Branson se encogió de hombros.

– ¿En coche? Sí, claro. ¿Adónde?

El teléfono volvió a interrumpirlo. Era Alcorn, que llamaba de nuevo para darle más información.

– Hay algo que podría tener importancia, Roy. Según parece, desaparecieron parte de las ropas de la víctima. El agresor pudo llevárselas. En particular sus zapatos. -Hizo una pausa, dubitativo-. Creo recordar que había alguien que hacía eso mismo años atrás, ¿no?

– Sí, pero solo se llevaba un zapato y la ropa interior -respondió Grace, bajando la voz de pronto-. ¿Qué más se llevó?

– No hemos podido sacarle mucho a la víctima. Creo que está en estado de shock.

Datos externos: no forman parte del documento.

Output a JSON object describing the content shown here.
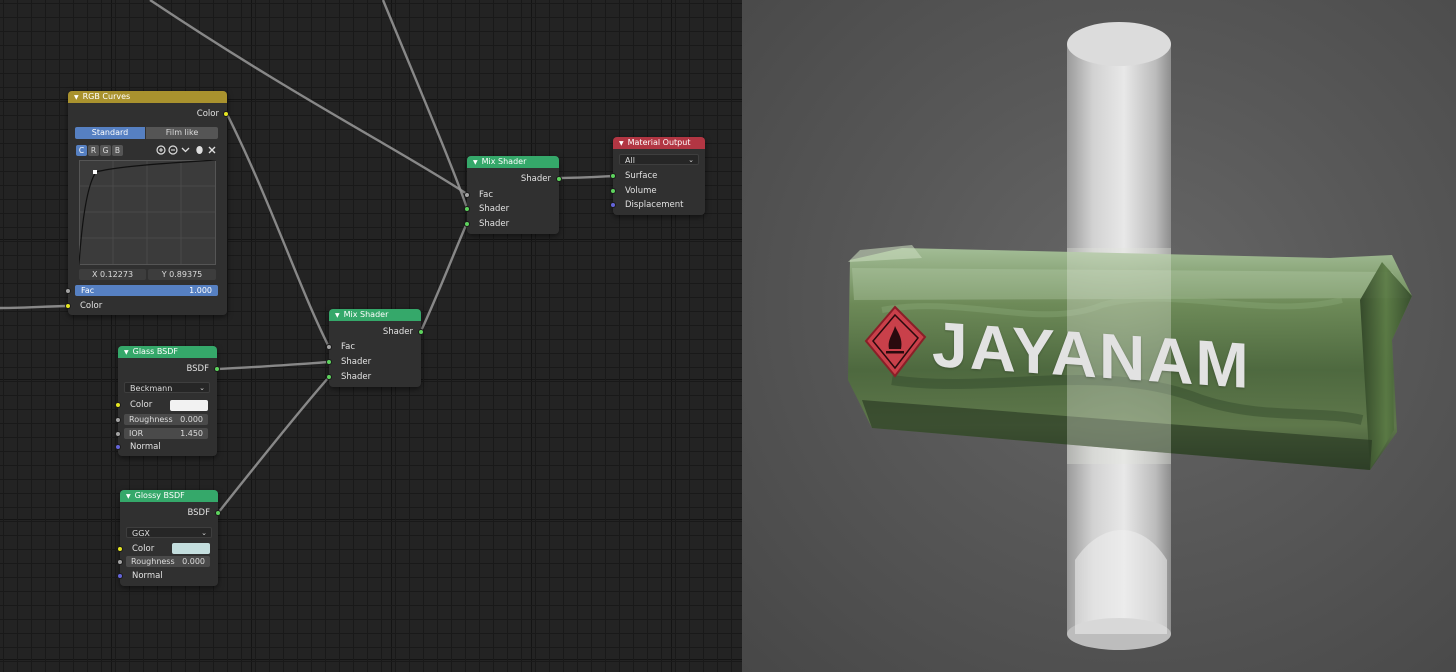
{
  "nodes": {
    "rgb_curves": {
      "title": "RGB Curves",
      "output": "Color",
      "tabs": [
        "Standard",
        "Film like"
      ],
      "channels": [
        "C",
        "R",
        "G",
        "B"
      ],
      "x_readout": "X 0.12273",
      "y_readout": "Y 0.89375",
      "fac_label": "Fac",
      "fac_value": "1.000",
      "fac_fill": 1.0,
      "input_color": "Color"
    },
    "glass_bsdf": {
      "title": "Glass BSDF",
      "output": "BSDF",
      "distribution": "Beckmann",
      "color_label": "Color",
      "color_value": "#f2f2f2",
      "roughness_label": "Roughness",
      "roughness_value": "0.000",
      "ior_label": "IOR",
      "ior_value": "1.450",
      "normal_label": "Normal"
    },
    "glossy_bsdf": {
      "title": "Glossy BSDF",
      "output": "BSDF",
      "distribution": "GGX",
      "color_label": "Color",
      "color_value": "#c4dede",
      "roughness_label": "Roughness",
      "roughness_value": "0.000",
      "normal_label": "Normal"
    },
    "mix_shader_1": {
      "title": "Mix Shader",
      "output": "Shader",
      "inputs": [
        "Fac",
        "Shader",
        "Shader"
      ]
    },
    "mix_shader_2": {
      "title": "Mix Shader",
      "output": "Shader",
      "inputs": [
        "Fac",
        "Shader",
        "Shader"
      ]
    },
    "material_output": {
      "title": "Material Output",
      "target": "All",
      "inputs": [
        "Surface",
        "Volume",
        "Displacement"
      ]
    }
  },
  "viewport": {
    "logo_text": "JAYANAM",
    "hazard_icon": "flame-diamond-icon"
  },
  "colors": {
    "curve_header": "#a9922e",
    "shader_header": "#35a86a",
    "output_header": "#b23643",
    "tab_active": "#5680c2",
    "socket_shader": "#5ed35e",
    "socket_color": "#e6e622",
    "socket_float": "#a3a3a3",
    "socket_vector": "#6464d8",
    "hazard_red": "#c9404a"
  }
}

No era ninguna sorpresa. Grace fijó la vista en una de las cajas azules que había por el suelo: la que contenía el archivo del «caso frío» del Hombre del Zapato.

Aquello había sido doce años atrás. Con un poco de suerte no sería más que una coincidencia.

Pero solo de pensarlo sintió que se le helaba la sangre.